Barclays has reiterated its bullish stance on parts of the UK housebuilding sector, keeping overweight ratings on Bellway and Barratt Redrow while moving Vistry Group up to equal weight, after presenting a scenario in which a revived, housebuilder-funded equity loan could materially improve sector earnings by 2027.
The brokerage noted the sector finished 2025 broadly flat, with analysts trimming earnings by low double digits after demand proved weaker than expected in the second half of the year. Barclays flagged sustained build cost inflation running at 2% to 3% and an absence of house price growth as key headwinds to results across listed builders.
On a like-for-like basis, sales rates in 2025 remained around 20% below 2019 levels even after factoring in increased bulk sales activity. Housing completions have been running at roughly 150,000 over the last 12 months, which Barclays pointed out is roughly half the pace required to meet the government target of 1.5 million homes for this parliament.
Against this backdrop, Barclays argued that the market is underpricing the probability of a new housebuilder-funded equity loan scheme. In a targeted design where housebuilders levy a fee each time a buyer uses the facility, the brokerage estimated sector EBIT could rise by approximately 22% in 2027, without assuming any improvement in the underlying market conditions.
The note set out the mechanics of the proposed arrangement. Under Barclays' illustrative example, a 20% equity loan on a £350,000 home would reduce a buyer's mortgage requirement from 95% loan-to-value to 75% loan-to-value. That change would lower monthly mortgage payments from £1,792 to £1,342 and take the mortgage payment as a share of take-home pay from 40% to 30%, aligning payments with the UK's long-run average, according to Barclays' analysis.
Barclays also observed that first-time buyer mortgage payments currently sit at 32% of take-home pay, close to the long-run average of 30% cited in the model.
On costs, the brokerage estimated a gross margin benefit to housebuilders of funding the equity loan of around 200 basis points per unit. Barclays contrasted this with the current incentive cost, which it estimated at roughly 6% of revenue, noting that any levy charged for using a Help to Buy-style loan would likely be meaningfully lower than current sales incentive expenditure.
Barclays modelled a base scenario that assumed 20% of all private sales used the proposed scheme, producing a 5% uplift in like-for-like volumes; a 1% reduction in incentives on the remaining 80% of sales; and gross margin accretion of roughly 160 basis points from a 2027 base margin of 18%.
In a more optimistic, blue-sky scenario which returned sales rates and incentive levels to those seen in 2019, Barclays estimated potential sector earnings upside of about 85%.

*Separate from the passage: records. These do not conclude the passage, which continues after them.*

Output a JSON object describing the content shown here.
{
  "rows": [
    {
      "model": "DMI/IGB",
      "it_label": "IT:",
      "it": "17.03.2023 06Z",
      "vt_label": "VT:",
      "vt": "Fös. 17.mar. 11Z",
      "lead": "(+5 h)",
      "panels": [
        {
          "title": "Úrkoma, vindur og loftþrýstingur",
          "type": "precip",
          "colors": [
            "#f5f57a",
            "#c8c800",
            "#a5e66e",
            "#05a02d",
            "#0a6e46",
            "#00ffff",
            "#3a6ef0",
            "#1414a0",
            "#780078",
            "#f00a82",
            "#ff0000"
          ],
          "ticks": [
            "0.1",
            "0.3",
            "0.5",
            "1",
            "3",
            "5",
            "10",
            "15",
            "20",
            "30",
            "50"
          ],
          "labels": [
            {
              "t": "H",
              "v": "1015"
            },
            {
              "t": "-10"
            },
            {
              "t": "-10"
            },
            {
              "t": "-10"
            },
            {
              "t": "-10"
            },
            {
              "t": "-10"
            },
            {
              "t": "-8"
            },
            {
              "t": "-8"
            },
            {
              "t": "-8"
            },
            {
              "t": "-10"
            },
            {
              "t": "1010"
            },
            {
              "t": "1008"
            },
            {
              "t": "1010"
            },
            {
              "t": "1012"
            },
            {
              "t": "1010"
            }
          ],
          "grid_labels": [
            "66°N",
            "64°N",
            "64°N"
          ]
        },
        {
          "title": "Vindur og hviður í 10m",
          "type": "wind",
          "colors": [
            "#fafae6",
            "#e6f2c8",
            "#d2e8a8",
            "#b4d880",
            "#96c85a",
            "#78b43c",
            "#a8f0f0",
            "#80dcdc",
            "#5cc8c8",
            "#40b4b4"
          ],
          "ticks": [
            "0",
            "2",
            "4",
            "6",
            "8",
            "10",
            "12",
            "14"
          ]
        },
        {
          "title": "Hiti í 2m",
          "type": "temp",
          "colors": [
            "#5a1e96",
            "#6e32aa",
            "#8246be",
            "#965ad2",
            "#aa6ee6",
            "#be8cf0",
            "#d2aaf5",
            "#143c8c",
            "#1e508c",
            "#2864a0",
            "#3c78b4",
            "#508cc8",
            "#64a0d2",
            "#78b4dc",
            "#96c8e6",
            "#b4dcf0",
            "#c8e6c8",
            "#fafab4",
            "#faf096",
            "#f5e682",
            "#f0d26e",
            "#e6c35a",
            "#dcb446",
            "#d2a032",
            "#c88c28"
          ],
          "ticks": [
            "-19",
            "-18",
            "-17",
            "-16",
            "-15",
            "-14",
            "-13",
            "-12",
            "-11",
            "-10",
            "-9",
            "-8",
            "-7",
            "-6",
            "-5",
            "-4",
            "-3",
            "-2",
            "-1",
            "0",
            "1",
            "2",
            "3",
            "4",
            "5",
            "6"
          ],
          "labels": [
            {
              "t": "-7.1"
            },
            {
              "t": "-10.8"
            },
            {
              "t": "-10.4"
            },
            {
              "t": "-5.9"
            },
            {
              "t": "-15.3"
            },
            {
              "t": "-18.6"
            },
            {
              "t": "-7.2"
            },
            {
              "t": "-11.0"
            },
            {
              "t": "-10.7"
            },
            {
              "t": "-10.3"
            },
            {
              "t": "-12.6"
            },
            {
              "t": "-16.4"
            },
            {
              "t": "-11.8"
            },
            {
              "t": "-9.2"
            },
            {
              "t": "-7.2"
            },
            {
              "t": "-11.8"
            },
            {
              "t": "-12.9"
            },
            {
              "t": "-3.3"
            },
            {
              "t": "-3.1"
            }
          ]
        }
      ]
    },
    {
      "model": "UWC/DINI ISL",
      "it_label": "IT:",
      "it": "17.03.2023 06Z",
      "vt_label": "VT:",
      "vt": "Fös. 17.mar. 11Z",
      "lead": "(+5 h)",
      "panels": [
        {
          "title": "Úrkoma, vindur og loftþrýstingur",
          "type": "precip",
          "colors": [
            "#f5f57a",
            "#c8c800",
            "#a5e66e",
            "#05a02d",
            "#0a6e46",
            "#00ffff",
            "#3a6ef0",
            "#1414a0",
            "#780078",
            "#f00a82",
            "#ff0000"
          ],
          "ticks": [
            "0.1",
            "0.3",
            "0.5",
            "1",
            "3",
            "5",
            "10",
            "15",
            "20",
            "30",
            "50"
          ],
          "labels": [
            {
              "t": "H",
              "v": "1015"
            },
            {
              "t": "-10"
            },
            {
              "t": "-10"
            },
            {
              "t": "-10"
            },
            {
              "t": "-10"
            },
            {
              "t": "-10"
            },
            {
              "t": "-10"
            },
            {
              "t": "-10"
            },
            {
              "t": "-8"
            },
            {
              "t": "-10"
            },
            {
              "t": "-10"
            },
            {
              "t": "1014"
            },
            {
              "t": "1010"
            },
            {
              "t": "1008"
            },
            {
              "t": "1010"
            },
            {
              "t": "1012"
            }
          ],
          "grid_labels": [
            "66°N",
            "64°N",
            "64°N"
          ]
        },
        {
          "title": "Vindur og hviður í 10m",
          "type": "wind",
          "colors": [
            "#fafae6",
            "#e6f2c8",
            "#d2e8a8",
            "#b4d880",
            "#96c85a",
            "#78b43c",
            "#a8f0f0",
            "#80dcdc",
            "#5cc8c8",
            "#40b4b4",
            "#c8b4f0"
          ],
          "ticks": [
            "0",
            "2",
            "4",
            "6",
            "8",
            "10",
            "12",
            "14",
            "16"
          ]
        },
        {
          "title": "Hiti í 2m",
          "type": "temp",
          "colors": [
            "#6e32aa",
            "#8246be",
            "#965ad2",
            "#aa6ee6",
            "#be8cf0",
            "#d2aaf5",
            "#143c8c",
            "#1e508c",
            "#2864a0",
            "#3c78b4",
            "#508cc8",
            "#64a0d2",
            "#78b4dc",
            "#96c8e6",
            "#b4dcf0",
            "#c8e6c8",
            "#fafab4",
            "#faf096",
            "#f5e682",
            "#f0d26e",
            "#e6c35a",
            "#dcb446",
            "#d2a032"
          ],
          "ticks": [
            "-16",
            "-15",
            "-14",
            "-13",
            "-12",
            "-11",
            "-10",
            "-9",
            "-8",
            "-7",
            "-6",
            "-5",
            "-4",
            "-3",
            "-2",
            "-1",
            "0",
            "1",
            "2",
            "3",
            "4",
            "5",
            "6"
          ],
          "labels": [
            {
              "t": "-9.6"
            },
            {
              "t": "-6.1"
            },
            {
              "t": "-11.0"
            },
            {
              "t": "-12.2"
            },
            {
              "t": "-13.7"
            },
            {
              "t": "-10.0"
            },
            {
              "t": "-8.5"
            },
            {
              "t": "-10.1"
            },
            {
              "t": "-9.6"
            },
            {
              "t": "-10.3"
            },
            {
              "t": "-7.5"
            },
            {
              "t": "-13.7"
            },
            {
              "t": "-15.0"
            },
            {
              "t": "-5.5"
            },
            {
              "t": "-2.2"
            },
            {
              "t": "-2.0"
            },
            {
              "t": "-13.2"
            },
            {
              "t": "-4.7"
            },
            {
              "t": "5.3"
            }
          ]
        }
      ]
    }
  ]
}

The broker flagged the UK government's Spring Statement on 3 March as a potential catalyst for policy movement.
On company-specific positioning, Barclays maintained Bellway as an overweight pick, noting the stock priced at 2,848p and carrying a 3,390p target that implies roughly 19% upside. Barratt Redrow also remained an overweight selection, trading at 378p with a 490p target implying around 30% potential upside.
Barclays highlighted that Barratt Redrow trades at 0.8x price-to-tangible net asset value, a 16% discount to the sector, and the broker expects returns to approach the sector average by 2028.
Berkeley Group stayed on the overweight list with a 5,230p target. The brokerage suggested Berkeley could be a larger beneficiary from policy changes than historically thought due to its shorter order book and a lower average selling price, which Barclays forecasts at £575,210 for fiscal 2026.
Persimmon was assigned an equal weight rating at 1,514p and described as relatively fully valued in the broker's view, trading at 1.3x adjusted EV/IC, roughly a 30% premium to the sector. Barclays added that Persimmon's average selling price is now only 16% below the sector average, compared with a 22% gap during 2014 to 2019, implying it is less differentiated as a first-time buyer play than previously assumed.
Taylor Wimpey remained underweight with a 111p target. Barclays' 2026 profit before tax estimate for Taylor Wimpey is £356 million, which sits 8% below Bloomberg consensus and at the bottom of the consensus range.
Vistry was upgraded from underweight to equal weight, with a revised target of 715p up from 507p. The broker said improved social housing funding resulting from the government's June 2025 Spending Review and the November 2025 Autumn Budget should support affordable housebuilding activity in the near term. Barclays also warned of balance sheet constraints at Vistry, noting average daily net debt for 2025 ran above £700 million versus total facilities of £1.1 billion.
Overall, Barclays presented a scenario in which targeted policy support financed by housebuilders themselves could materially alter demand dynamics and improve margins for listed builders, while cautioning that 2025 was a year of muted underlying market performance and persistent input cost pressures.
Investors and market participants should weigh the potential policy-driven upside outlined by Barclays against the ongoing headwinds of reduced sales rates, build cost inflation, and varied balance sheet strength across the listed housebuilders.